El complejo industrial militar de EE. UU. Se ha convertido en un organismo autosuficiente con un sistema inmunológico que ataca y sofoca cualquier amenaza a su suministro de alimentos: el dinero de los contribuyentes, escribe el reconocido analista de defensa Andrew Cockburn.

«Demasiado dinero invertido en la guerra»: la industria de defensa de EE. UU. Impulsa la juerga de gasto militar global »

Cockburn describe el proceso que permite a los contratistas de defensa de los EE. UU. Prosperar a pesar de las repetidas fechas límite y la producción de equipos insalubres y caros. El sistema ha evolucionado para ser muy bueno defendiéndose a sí mismo.

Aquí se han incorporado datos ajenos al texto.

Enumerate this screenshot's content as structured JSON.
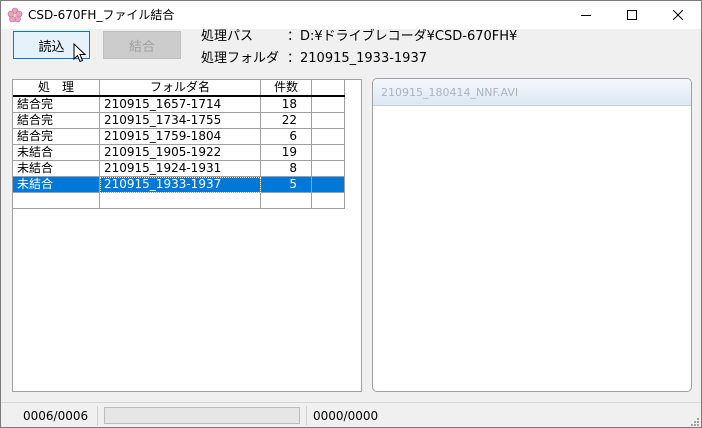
{
  "window": {
    "title": "CSD-670FH_ファイル結合"
  },
  "toolbar": {
    "read_label": "読込",
    "combine_label": "結合"
  },
  "info": {
    "path_label": "処理パス",
    "path_value": "：D:¥ドライブレコーダ¥CSD-670FH¥",
    "folder_label": "処理フォルダ",
    "folder_value": "：210915_1933-1937"
  },
  "grid": {
    "headers": [
      "処　理",
      "フォルダ名",
      "件数",
      ""
    ],
    "rows": [
      {
        "status": "結合完",
        "folder": "210915_1657-1714",
        "count": "18"
      },
      {
        "status": "結合完",
        "folder": "210915_1734-1755",
        "count": "22"
      },
      {
        "status": "結合完",
        "folder": "210915_1759-1804",
        "count": "6"
      },
      {
        "status": "未結合",
        "folder": "210915_1905-1922",
        "count": "19"
      },
      {
        "status": "未結合",
        "folder": "210915_1924-1931",
        "count": "8"
      },
      {
        "status": "未結合",
        "folder": "210915_1933-1937",
        "count": "5"
      }
    ],
    "selected_row": 5
  },
  "file_panel": {
    "item": "210915_180414_NNF.AVI"
  },
  "status": {
    "folder_progress": "0006/0006",
    "file_progress": "0000/0000",
    "progress_fraction": 0
  },
  "colors": {
    "selection": "#0078d7",
    "accent_border": "#0078d7"
  }
}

Al salir del país, «en realidad está tan mal defendido», escribe en su último artículo de reflexión para la revista Harper titulada ‘El Virus Industrial-Militar: Cómo inflados los presupuestos de defensa destruyen nuestro armado. efectivo’.

Cockburn, cuyos más de 40 años de experiencia incluyen numerosos libros y publicaciones sobre el complejo militar de EE. UU., Sus guerras extranjeras y sus adversarios, analiza el estado actual de la fuerza armada de Estados Unidos, desde el sobrevalorado «desastre» que es el caza F-35. a los pocos buscadores de minas «en mal estado», a la protección personal y radios defectuosos con los que están equipados los soldados estadounidenses, y lo compara con los exorbitantes proyectos de ley de defensa que el contribuyente tiene que pagar.

El MIC está integrado en nuestra sociedad a tal grado que no se puede desalojar, y también se puede decir que se trata, exclusivamente, de la autoconservación y expansión, como un virus gigante y maligno.

La «belleza» del sistema, señala irónicamente, «radica en su naturaleza de autorefuerzo». Cada nuevo sistema, arma o pieza de equipo, cuesta hasta el doble que el que está diseñado para reemplazar, y con frecuencia es cualquiera plagado de errores que tienen que ser reparados (por dinero adicional), o es directamente peor que el predecesor. Los plazos de entrega y los arreglos posteriores a la implementación inflan los costos aún más, llenando los bolsillos de los contratistas de defensa.

Teniendo esto en cuenta, el gasto en defensa ha estado creciendo a un ritmo constante desde la Segunda Guerra Mundial, y cuando se habla de reducir ese crecimiento, surge una «amenaza» percibida para justificar el aumento. Este fue el caso con el «espectro fraudulento» de la «brecha de misiles» con la Unión Soviética durante la Guerra Fría, o la guerra en Vietnam.
La oposición a los gastos exorbitantes entre los políticos de Washington es muda y mal dirigida, escribe Cockburn. Incluso aquellos que están en contra, como el representante Ro Khanna (D-California), tienden a centrarse en el «uso indebido de nuestro poder militar», no en el hecho aparente de que su uso se debe principalmente a los ingresos de MIC, no al otro. alrededor El reciente intento del presidente de Estados Unidos Donald Trump de reducir el crecimiento del gasto en defensa al proponer un presupuesto de $ 700 mil millones para 2020 fue una «aberración», que se corrigió rápidamente a $ 750 mil millones.

Los argumentos de Cockburn suenan especialmente ciertos cuando Washington se prepara para un enfrentamiento con Irán, envía buques de guerra, bombarderos con capacidad nuclear y, según se informa, prepara una fuerza de 120,000 para un posible enfrentamiento en Oriente Medio. Señala la ausencia de desfiles militares en los EE. UU., Pero ¿qué es un desfile, en términos de demostrar el poder militar (y el dinero en el trabajo), en comparación con una manifestación de fuego real con un «adversario» en el extremo receptor?